Portfolio Review: Making Money > Being Right
Being Right Doesn’t Make You Money — Expectancy Does
Most traders spend their entire lives chasing the wrong goal.
They want to be right.
They want a high win rate.
They want to feel smart, validated, in control.
But the market does not pay you for being right.
It pays you for having positive expectancy.
And nothing illustrates that better than the system we just tested.
The System That Beats SMH… While Losing More Than It Wins
Semiconductors are one of the greatest secular winners of the last two decades. SMH returned 616% over 25 years — a monster performance by any historical standard.
Beating SMH is extremely hard.
But look at the system in the chart:
Net performance: +895.6%
SMH performance: +616.4%
Wins: 47%
Losses: 53%
Max drawdown: –31%
Expectancy: 2.8
Reward/Risk ratio: 7.08
Read that again:
This system loses more than it wins, yet it crushes one of the strongest ETFs on earth by nearly 300%.
Why?
Because the system doesn’t try to be right.
It tries to be profitable.
There’s a massive difference.
Most traders don’t understand this until they bleed for it. They believe the path to success is more winners, more accuracy, more precision.
But in trend following — in real trading — the goal isn’t to predict.
The goal is to put yourself in front of the asymmetric payoffs that matter.
This system proves the point:
It’s wrong 53% of the time, but the winners are so large that the losers simply don’t matter.
That’s expectancy in action.
Expectancy Is the Real Edge
Look at the win/loss distribution in your chart.
The losers are small and controlled.
The winners run.
That’s it. That’s the strategy.
This is why traders who obsess over win rate never make it. They want their ego stroked. They want to feel smart. They want bragging rights.
But the math doesn’t care about your pride.
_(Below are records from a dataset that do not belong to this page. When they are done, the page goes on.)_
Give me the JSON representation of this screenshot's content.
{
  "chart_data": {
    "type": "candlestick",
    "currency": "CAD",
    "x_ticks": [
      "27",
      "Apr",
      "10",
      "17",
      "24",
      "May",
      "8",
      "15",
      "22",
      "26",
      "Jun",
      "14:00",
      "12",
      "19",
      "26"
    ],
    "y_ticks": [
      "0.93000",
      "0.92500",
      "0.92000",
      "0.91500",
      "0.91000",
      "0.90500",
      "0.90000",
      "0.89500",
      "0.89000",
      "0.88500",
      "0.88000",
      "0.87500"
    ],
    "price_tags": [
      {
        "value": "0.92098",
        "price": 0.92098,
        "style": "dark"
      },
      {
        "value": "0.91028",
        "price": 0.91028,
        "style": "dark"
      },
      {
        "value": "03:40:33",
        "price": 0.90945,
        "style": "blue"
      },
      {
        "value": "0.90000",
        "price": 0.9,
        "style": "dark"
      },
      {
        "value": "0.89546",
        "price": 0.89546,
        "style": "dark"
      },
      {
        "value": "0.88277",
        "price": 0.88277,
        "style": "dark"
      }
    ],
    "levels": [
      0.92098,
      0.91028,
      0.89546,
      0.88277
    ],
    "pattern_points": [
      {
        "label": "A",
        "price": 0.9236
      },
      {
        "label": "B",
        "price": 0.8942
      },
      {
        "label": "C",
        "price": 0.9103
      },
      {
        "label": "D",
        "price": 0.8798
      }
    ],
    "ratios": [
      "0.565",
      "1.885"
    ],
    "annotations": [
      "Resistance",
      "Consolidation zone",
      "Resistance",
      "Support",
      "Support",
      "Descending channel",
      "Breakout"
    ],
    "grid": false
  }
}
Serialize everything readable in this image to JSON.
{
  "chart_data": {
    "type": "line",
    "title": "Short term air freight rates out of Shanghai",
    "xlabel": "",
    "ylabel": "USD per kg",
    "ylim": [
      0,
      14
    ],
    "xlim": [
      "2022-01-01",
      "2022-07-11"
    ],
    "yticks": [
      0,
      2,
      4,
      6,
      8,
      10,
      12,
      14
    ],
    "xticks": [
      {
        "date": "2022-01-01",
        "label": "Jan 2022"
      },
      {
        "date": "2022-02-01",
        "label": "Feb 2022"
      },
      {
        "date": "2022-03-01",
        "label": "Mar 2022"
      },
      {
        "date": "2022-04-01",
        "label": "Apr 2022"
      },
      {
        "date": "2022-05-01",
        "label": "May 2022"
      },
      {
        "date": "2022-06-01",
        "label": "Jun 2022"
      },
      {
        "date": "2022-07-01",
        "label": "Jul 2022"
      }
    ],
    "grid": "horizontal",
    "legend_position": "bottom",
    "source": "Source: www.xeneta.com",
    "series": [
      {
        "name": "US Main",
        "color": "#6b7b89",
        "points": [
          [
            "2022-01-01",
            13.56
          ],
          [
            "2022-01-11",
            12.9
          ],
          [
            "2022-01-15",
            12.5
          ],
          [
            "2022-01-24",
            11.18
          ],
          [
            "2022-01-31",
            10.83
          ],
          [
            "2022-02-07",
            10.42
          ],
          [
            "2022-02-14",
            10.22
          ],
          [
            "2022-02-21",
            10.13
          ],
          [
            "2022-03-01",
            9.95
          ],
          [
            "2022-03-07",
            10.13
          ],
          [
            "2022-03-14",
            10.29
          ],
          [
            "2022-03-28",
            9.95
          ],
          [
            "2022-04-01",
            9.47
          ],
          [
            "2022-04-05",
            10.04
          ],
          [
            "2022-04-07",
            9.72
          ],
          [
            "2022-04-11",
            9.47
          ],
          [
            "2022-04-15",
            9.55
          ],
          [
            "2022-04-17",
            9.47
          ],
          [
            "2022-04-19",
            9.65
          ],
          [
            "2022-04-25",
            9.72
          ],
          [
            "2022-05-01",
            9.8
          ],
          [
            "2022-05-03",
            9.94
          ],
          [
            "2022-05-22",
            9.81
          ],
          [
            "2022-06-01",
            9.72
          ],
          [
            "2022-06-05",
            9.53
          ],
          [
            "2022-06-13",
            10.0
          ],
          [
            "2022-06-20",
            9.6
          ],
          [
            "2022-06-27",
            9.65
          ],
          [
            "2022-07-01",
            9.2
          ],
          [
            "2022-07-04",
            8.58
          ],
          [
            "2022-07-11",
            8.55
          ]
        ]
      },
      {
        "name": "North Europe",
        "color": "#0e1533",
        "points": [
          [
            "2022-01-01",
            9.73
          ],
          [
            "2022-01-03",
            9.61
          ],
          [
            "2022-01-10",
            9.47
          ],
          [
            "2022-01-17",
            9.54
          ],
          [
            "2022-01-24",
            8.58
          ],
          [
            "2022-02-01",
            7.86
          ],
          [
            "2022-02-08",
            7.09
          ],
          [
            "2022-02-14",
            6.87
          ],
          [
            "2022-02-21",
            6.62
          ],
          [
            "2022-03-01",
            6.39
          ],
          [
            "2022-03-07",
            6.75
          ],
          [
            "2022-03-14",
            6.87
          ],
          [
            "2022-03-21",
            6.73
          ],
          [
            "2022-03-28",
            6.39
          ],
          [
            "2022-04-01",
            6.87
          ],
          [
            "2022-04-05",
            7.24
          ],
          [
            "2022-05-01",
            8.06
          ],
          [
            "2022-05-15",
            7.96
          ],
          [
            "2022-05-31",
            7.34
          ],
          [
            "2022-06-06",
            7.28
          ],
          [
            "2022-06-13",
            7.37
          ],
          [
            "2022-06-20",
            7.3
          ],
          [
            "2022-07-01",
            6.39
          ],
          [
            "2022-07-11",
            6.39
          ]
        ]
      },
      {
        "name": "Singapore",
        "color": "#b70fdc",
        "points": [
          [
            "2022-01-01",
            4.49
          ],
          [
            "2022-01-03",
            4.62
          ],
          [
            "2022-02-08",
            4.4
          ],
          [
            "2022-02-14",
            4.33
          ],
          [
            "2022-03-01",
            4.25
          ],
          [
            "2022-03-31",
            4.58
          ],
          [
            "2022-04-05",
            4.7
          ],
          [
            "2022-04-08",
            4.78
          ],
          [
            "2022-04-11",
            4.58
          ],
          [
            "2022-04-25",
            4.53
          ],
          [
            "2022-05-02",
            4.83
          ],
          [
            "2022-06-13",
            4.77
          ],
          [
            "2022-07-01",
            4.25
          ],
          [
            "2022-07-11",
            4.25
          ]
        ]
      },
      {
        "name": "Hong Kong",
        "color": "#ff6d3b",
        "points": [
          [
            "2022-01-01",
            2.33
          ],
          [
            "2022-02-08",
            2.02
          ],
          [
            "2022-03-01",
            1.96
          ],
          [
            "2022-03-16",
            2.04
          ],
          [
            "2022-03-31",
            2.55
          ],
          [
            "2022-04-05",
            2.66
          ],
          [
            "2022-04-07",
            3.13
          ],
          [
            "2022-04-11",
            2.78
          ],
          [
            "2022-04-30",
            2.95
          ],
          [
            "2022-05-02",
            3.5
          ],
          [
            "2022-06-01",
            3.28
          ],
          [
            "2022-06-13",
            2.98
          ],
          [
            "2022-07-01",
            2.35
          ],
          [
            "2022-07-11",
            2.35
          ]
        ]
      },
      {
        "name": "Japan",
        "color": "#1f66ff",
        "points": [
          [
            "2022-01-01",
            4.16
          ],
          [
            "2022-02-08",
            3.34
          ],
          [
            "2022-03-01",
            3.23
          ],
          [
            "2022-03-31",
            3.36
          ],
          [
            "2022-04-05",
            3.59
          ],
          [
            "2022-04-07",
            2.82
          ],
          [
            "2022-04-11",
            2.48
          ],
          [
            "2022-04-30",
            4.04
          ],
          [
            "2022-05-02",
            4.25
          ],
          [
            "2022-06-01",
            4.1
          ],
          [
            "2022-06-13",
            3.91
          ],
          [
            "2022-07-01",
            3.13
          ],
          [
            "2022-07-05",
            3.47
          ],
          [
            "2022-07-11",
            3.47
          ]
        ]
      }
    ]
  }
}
A mediocre win rate paired with huge winners is far more valuable than a high win rate with tiny gains.
The chart is proof:
A 47% win rate and a 7:1 reward-to-risk ratio is a formula for long-term outperformance — even against a powerhouse like semiconductors.
The Psychological Trap
Most people simply can’t accept being wrong more often than they’re right. Their identity collapses. Their confidence fractures. They abandon the system that would have made them rich.
But the traders who get this right — who understand expectancy — unlock a level of freedom the rest of the market never touches.
They stop judging themselves on individual trades.
They stop caring about streaks.
They stop micromanaging outcomes.
They follow the system because the system has edge — and that’s enough.
The Lesson Most Traders Never Learn
A strategy with a 40–50% win rate can outperform elite benchmarks with smaller drawdowns and less stress.
A strategy with a 70% win rate can go broke.
Because being right isn’t the goal.
Making money is.
Expectancy is the difference.
And when you understand that — really understand it — the entire game of trading shifts from emotional chaos to statistical clarity.